Over 900,000 Users Tricked by Malicious Chromium Extensions Posing as AI Assistants

Over 900,000 Users Tricked by Malicious Chromium Extensions Posing as AI Assistants

Cybersecurity researchers have uncovered a massive, coordinated campaign utilizing malicious browser extensions that masquerade as helpful AI chatbots and productivity assistants. These extensions managed to bypass official web store security checks and amassed nearly 900,000 installations before being removed.

Deceptive Capabilities

The extensions were aggressively marketed as tools to integrate ChatGPT, Claude, and specialized generative AI writing features directly into the browser.
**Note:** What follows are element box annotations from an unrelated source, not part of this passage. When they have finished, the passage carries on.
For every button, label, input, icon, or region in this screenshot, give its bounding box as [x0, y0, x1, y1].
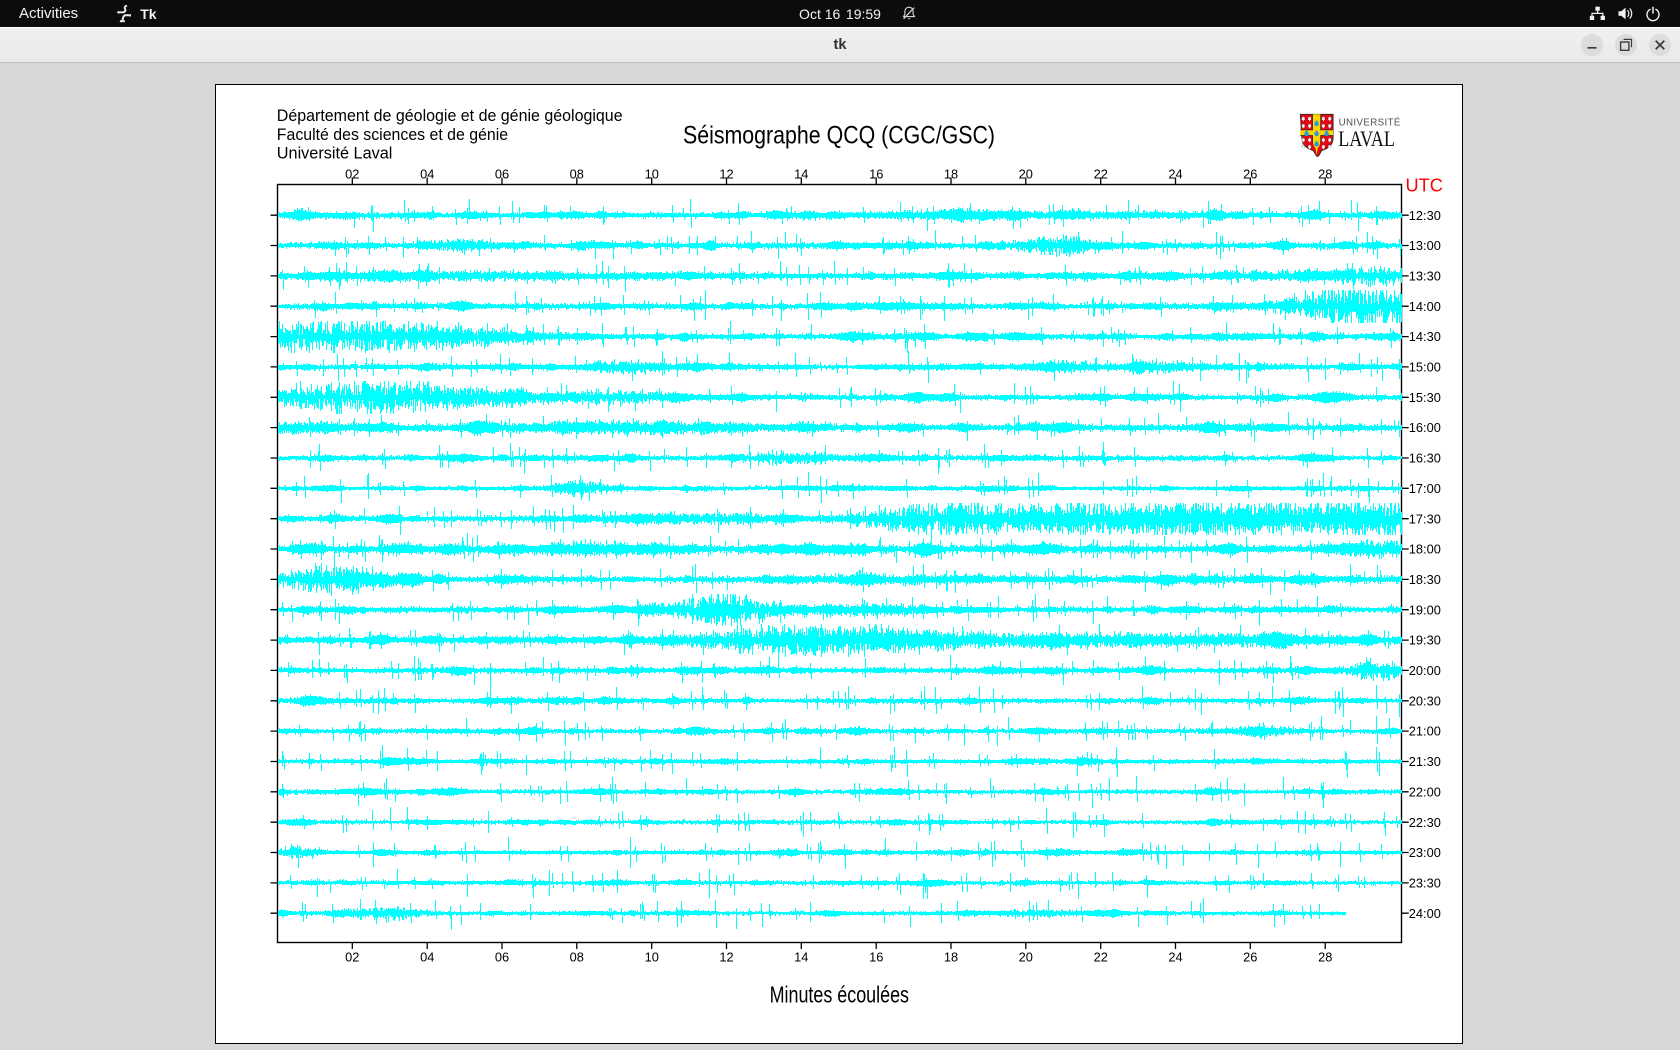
svg-text:19:30: 19:30 — [1408, 632, 1440, 647]
svg-text:Minutes écoulées: Minutes écoulées — [769, 981, 908, 1007]
svg-text:UTC: UTC — [1405, 175, 1442, 195]
svg-text:22: 22 — [1093, 166, 1107, 181]
svg-text:24: 24 — [1168, 949, 1182, 964]
svg-text:14:00: 14:00 — [1408, 298, 1440, 313]
svg-text:23:30: 23:30 — [1408, 875, 1440, 890]
svg-text:08: 08 — [569, 166, 583, 181]
svg-text:Séismographe QCQ (CGC/GSC): Séismographe QCQ (CGC/GSC) — [683, 121, 995, 149]
svg-text:16: 16 — [869, 166, 883, 181]
svg-text:18:00: 18:00 — [1408, 541, 1440, 556]
svg-text:26: 26 — [1243, 166, 1257, 181]
svg-text:23:00: 23:00 — [1408, 845, 1440, 860]
svg-text:17:00: 17:00 — [1408, 481, 1440, 496]
svg-text:02: 02 — [345, 166, 359, 181]
svg-text:16: 16 — [869, 949, 883, 964]
svg-text:16:30: 16:30 — [1408, 450, 1440, 465]
svg-text:22:30: 22:30 — [1408, 814, 1440, 829]
svg-text:02: 02 — [345, 949, 359, 964]
svg-text:20:30: 20:30 — [1408, 693, 1440, 708]
svg-text:22: 22 — [1093, 949, 1107, 964]
svg-text:14:30: 14:30 — [1408, 329, 1440, 344]
svg-text:06: 06 — [494, 166, 508, 181]
svg-text:06: 06 — [494, 949, 508, 964]
svg-text:15:00: 15:00 — [1408, 359, 1440, 374]
svg-text:14: 14 — [794, 949, 808, 964]
svg-text:04: 04 — [420, 166, 434, 181]
svg-text:Département de géologie et de: Département de géologie et de génie géol… — [276, 106, 622, 125]
svg-text:22:00: 22:00 — [1408, 784, 1440, 799]
svg-text:10: 10 — [644, 949, 658, 964]
svg-text:26: 26 — [1243, 949, 1257, 964]
svg-text:28: 28 — [1318, 949, 1332, 964]
svg-text:18: 18 — [943, 949, 957, 964]
svg-text:17:30: 17:30 — [1408, 511, 1440, 526]
svg-text:Faculté des sciences et de gén: Faculté des sciences et de génie — [276, 125, 507, 144]
svg-text:14: 14 — [794, 166, 808, 181]
svg-text:18: 18 — [943, 166, 957, 181]
svg-text:19:00: 19:00 — [1408, 602, 1440, 617]
svg-text:20: 20 — [1018, 166, 1032, 181]
svg-text:21:00: 21:00 — [1408, 723, 1440, 738]
svg-text:20: 20 — [1018, 949, 1032, 964]
svg-text:20:00: 20:00 — [1408, 663, 1440, 678]
svg-text:15:30: 15:30 — [1408, 390, 1440, 405]
svg-text:16:00: 16:00 — [1408, 420, 1440, 435]
svg-text:10: 10 — [644, 166, 658, 181]
svg-text:18:30: 18:30 — [1408, 572, 1440, 587]
svg-text:28: 28 — [1318, 166, 1332, 181]
svg-text:08: 08 — [569, 949, 583, 964]
svg-text:21:30: 21:30 — [1408, 754, 1440, 769]
svg-text:12: 12 — [719, 166, 733, 181]
svg-text:Université Laval: Université Laval — [276, 143, 392, 162]
svg-text:12: 12 — [719, 949, 733, 964]
svg-text:24:00: 24:00 — [1408, 905, 1440, 920]
svg-text:13:00: 13:00 — [1408, 238, 1440, 253]
svg-text:13:30: 13:30 — [1408, 268, 1440, 283]
svg-text:24: 24 — [1168, 166, 1182, 181]
svg-text:04: 04 — [420, 949, 434, 964]
svg-text:LAVAL: LAVAL — [1338, 125, 1395, 150]
svg-text:12:30: 12:30 — [1408, 207, 1440, 222]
While they did provide some basic chat capability (often proxying requests to legitimate APIs), their primary function was silent data harvesting.

Advertised Features

  • In-browser AI chat
  • Content summarization
  • Grammar correction

Hidden Malicious Actions

  • Stealing session cookies
  • Harvesting LLM chat history
  • Injecting affiliate links

The Threat to Enterprise Data

The most concerning aspect of this campaign is its targeting of LLM chat content. Employees frequently input sensitive corporate data, source code, and strategic documents into AI chatbots. These malicious extensions silently monitored the DOM and exfiltrated raw chat histories to external command-and-control servers.

Corporate Defense Recommendation Enterprises should strictly enforce browser extension allowlists through Group Policy or MDM solutions, explicitly banning unauthorized "AI assistant" plugins that request broad "read and change all your data on all websites" permissions.